Torino, 18 novembre 2022 – Serate così, al Regio di Torino, non si vivevamo da un bel po’: la sala del Mollino piena fino all’ultima poltrona, l’elettricità nell’aria prima dello spettacolo, le istituzioni politiche in prima fila, dame, cavalieri e gaie fioraie imbellettate a condire l’evento col quel pizzico di mondanità che, sorvegliato dalla morigeratezza dello stile sabaudo, non guasta mai. E poi, diciamolo, ad abbracciare il tutto c’è un entusiasmo palpabile e coinvolgente innescato, ancor prima che dal pubblico, della forza lavoro del Teatro stesso; un entusiasmo che ha quasi il sapore del riscatto, venato dall’orgoglio per quanto svolto, che confida, ancora una volta, il desiderio di un ritorno ai fasti di una volta, che si trasforma in linfa vitale per coro e orchestra, ieri in forma pressoché smagliante. Ecco allora che il Don Giovanni di Mozart diretto da Riccardo Muti, l’appuntamento più atteso della stagione ormai prossima al termine, più che un evento, per il Regio è una vera e propria occasione, l’occasione per ribadire la propria centralità nel tessuto culturale torinese e, perché no, riallacciare anche quel legame solido con la città che negli ultimi anni è parso andare logorandosi. Detto questo, si venga allo spettacolo.

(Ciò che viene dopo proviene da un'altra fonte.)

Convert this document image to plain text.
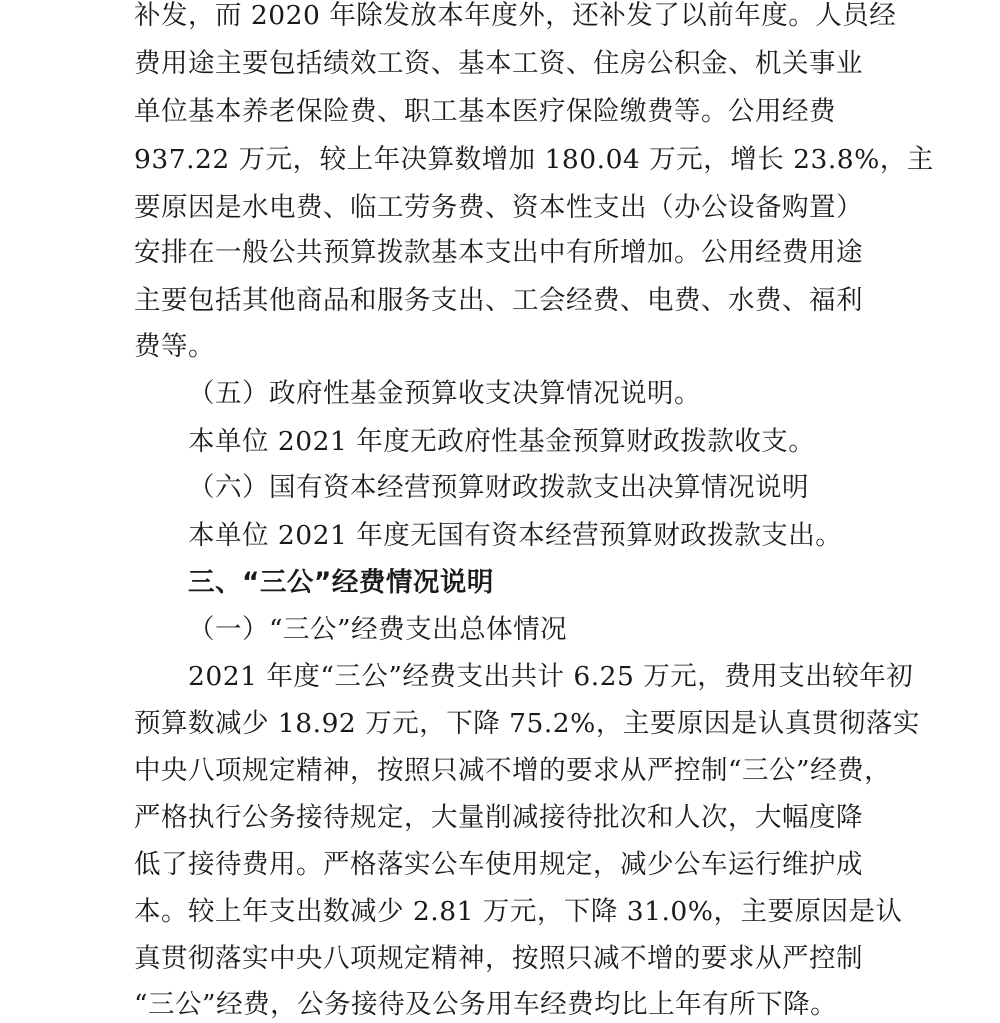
补发，而 2020 年除发放本年度外，还补发了以前年度。人员经
费用途主要包括绩效工资、基本工资、住房公积金、机关事业
单位基本养老保险费、职工基本医疗保险缴费等。公用经费
937.22 万元，较上年决算数增加 180.04 万元，增长 23.8%，主
要原因是水电费、临工劳务费、资本性支出（办公设备购置）
安排在一般公共预算拨款基本支出中有所增加。公用经费用途
主要包括其他商品和服务支出、工会经费、电费、水费、福利
费等。
（五）政府性基金预算收支决算情况说明。
本单位 2021 年度无政府性基金预算财政拨款收支。
（六）国有资本经营预算财政拨款支出决算情况说明
本单位 2021 年度无国有资本经营预算财政拨款支出。
三、“三公”经费情况说明
（一）“三公”经费支出总体情况
2021 年度“三公”经费支出共计 6.25 万元，费用支出较年初
预算数减少 18.92 万元，下降 75.2%，主要原因是认真贯彻落实
中央八项规定精神，按照只减不增的要求从严控制“三公”经费，
严格执行公务接待规定，大量削减接待批次和人次，大幅度降
低了接待费用。严格落实公车使用规定，减少公车运行维护成
本。较上年支出数减少 2.81 万元，下降 31.0%，主要原因是认
真贯彻落实中央八项规定精神，按照只减不增的要求从严控制
“三公”经费，公务接待及公务用车经费均比上年有所下降。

In buca, Riccardo Muti dirige magnificamente tenendo fede alle aspettative: il suo Don Giovanni è il trionfo dell’eleganza e della raffinatezza espressiva, dell’intarsio strumentale che impreziosisce il velluto orchestrale rotondo e smaltato, dei tempi talvolta dilatati all’inverosimile per cristallizzare momenti di catartica estasi – mozzafiato, ad esempio, è la lettura di «Dalla sua pace» –, della razionalità, del controllo, della misura nei finali d’atto letti con sublime maestria. Dell’apollineo, in sintesi, che ammutolisce il dionisiaco. La perfezione, però, ha un prezzo: il teatro. Già perché in questa carrellata di numeri superbamente concertati, a mancare, almeno secondo il gusto di chi scrive, è una narrazione unitaria che abbia vero mordente, un’idea di fondo graffiante, un brivido drammatico che sappia percorrere l’intera partitura dalla prima battuta della sinfonia all’ultima nota del finale secondo.

Certo, nemmeno sul palcoscenico succede nulla di particolarmente interessante. Pur con qualche buona idea di fondo e qualche scena visivamente molto ben riuscita – tipo la discesa negli inferi del protagonista –, la regia di Chiara Muti – con costumi di Tommaso Lagattolla, scene di Alessandro Camera e Luci di Vincent Longuemare – è tradizionale a tratti e in definitiva disordinata: quando i personaggi non ricordano di essere marionette condannate a recitare eternamente lo stesso ruolo, la recita procede secondo consolidata prassi. Non si perde poi occasione di inserire gag da commedia all’italiana, accentuando il lato goliardico del dramma nonostante il tutto si svolga quasi interamente in un paesaggio inquieto e plumbeo.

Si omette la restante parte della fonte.